The cure for bad estimates
What can we do when developers systematically underestimate and misinterpret their tickets?
Every manager who struggles with planning, struggles in the exact same way. They have a result in mind and try to guide the developers to reach that goal on time. They’ll put their engineers in the starting blocks, show them the route of the race and fire their guns. Ready. Set. Code!
That never seems to go as intended.
When the engineers finally pick up their tickets, they begin raising basic questions that should have been answered weeks ago. They'll ask about edge cases and design choices. Simple things seem to turn complicated as soon as fingers hit the keyboard.
And so managers manage. They reduce sprint commitment. They pad estimates. They add some buffers. They write tomes with acceptance criteria and design specs. They'll spend ages refining and tweaking PRDs to spoon-feed the solution. And still, somehow, in the last 500m, some extra kilometres are added to the race.

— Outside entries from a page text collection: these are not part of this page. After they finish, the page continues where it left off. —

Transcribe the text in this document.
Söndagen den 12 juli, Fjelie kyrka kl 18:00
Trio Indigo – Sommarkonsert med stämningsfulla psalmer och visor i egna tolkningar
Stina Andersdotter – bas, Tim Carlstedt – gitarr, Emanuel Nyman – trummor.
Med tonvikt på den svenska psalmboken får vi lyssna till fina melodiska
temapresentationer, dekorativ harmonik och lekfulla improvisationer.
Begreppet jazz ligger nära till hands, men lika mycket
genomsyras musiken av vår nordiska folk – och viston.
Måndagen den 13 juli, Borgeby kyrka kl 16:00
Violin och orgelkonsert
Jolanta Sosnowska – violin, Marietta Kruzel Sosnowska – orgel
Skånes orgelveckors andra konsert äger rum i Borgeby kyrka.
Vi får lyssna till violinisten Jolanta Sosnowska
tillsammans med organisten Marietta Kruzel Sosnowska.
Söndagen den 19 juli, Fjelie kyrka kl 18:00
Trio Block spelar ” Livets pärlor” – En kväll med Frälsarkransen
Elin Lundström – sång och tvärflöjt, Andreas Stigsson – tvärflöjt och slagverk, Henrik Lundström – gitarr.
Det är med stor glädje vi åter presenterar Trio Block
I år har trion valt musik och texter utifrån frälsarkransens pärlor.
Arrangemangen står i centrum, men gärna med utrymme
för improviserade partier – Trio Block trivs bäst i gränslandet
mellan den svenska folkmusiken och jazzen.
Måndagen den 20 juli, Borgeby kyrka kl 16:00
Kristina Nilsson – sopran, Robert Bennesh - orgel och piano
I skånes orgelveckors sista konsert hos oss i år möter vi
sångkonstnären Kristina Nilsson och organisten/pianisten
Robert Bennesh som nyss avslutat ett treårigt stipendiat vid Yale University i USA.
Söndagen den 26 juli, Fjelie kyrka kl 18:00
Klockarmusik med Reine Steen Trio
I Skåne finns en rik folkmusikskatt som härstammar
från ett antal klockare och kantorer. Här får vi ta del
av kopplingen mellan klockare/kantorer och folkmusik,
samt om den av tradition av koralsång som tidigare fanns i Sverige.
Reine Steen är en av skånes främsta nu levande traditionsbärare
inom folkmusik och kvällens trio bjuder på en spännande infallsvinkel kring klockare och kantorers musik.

Why is that? What can we do when developers systematically underestimate and misinterpret their tickets?
The answer does not lie in better estimates. Or at least, that's not the angle to attack this problem. The root cause of systematic underestimation is a poor understanding of the problem. Bad estimates and late questions are just symptoms of that issue.
Developers who don't understand the problem they are asked to solve, can't solve that problem efficiently. They are exploring the problem and the solution at the same time. And for every solution they uncover, they have to ask permission. That's worse than a trial-and-error approach! Of course, that's not as productive as we would like.
The way out of this is to ditch the specification altogether. Stop writing PRDs. Stop the functional analysis. No more upfront solutioning. Write problem descriptions instead.
A problem description is a document that gives developers the tools to instantly understand the customer's need without containing a blueprint for the solution. At the start of the focus block, pitch the problem to the developers and let them come up with the solution.
When engineers are treated as problem-solvers instead of typists, those pesky edge cases and what-if questions are uncovered much sooner. We find out an integration is a lot more complicated at the start of the race instead of in the last 500m. Maybe we can skip it altogether? Engineers who understand both problem and solution are so much better at getting their estimates right.
It’s often easier said than done. Designing a solution requires maturity from the engineering team. And staying away from specification demands a lot of willpower from product managers. But whenever I've implemented this approach, without exception, the results have been stellar. Fewer bugs and misunderstandings. Improved productivity. But most importantly, predictable planning.
In my experience, developers who understand the problem and tell me it will take the next two weeks to solve, solve said problem within two weeks.
Don't take my word for it. Give it a shot.
For your next feature, write a problem description instead of a PRD. Let your team figure out the solution and watch the magic happen.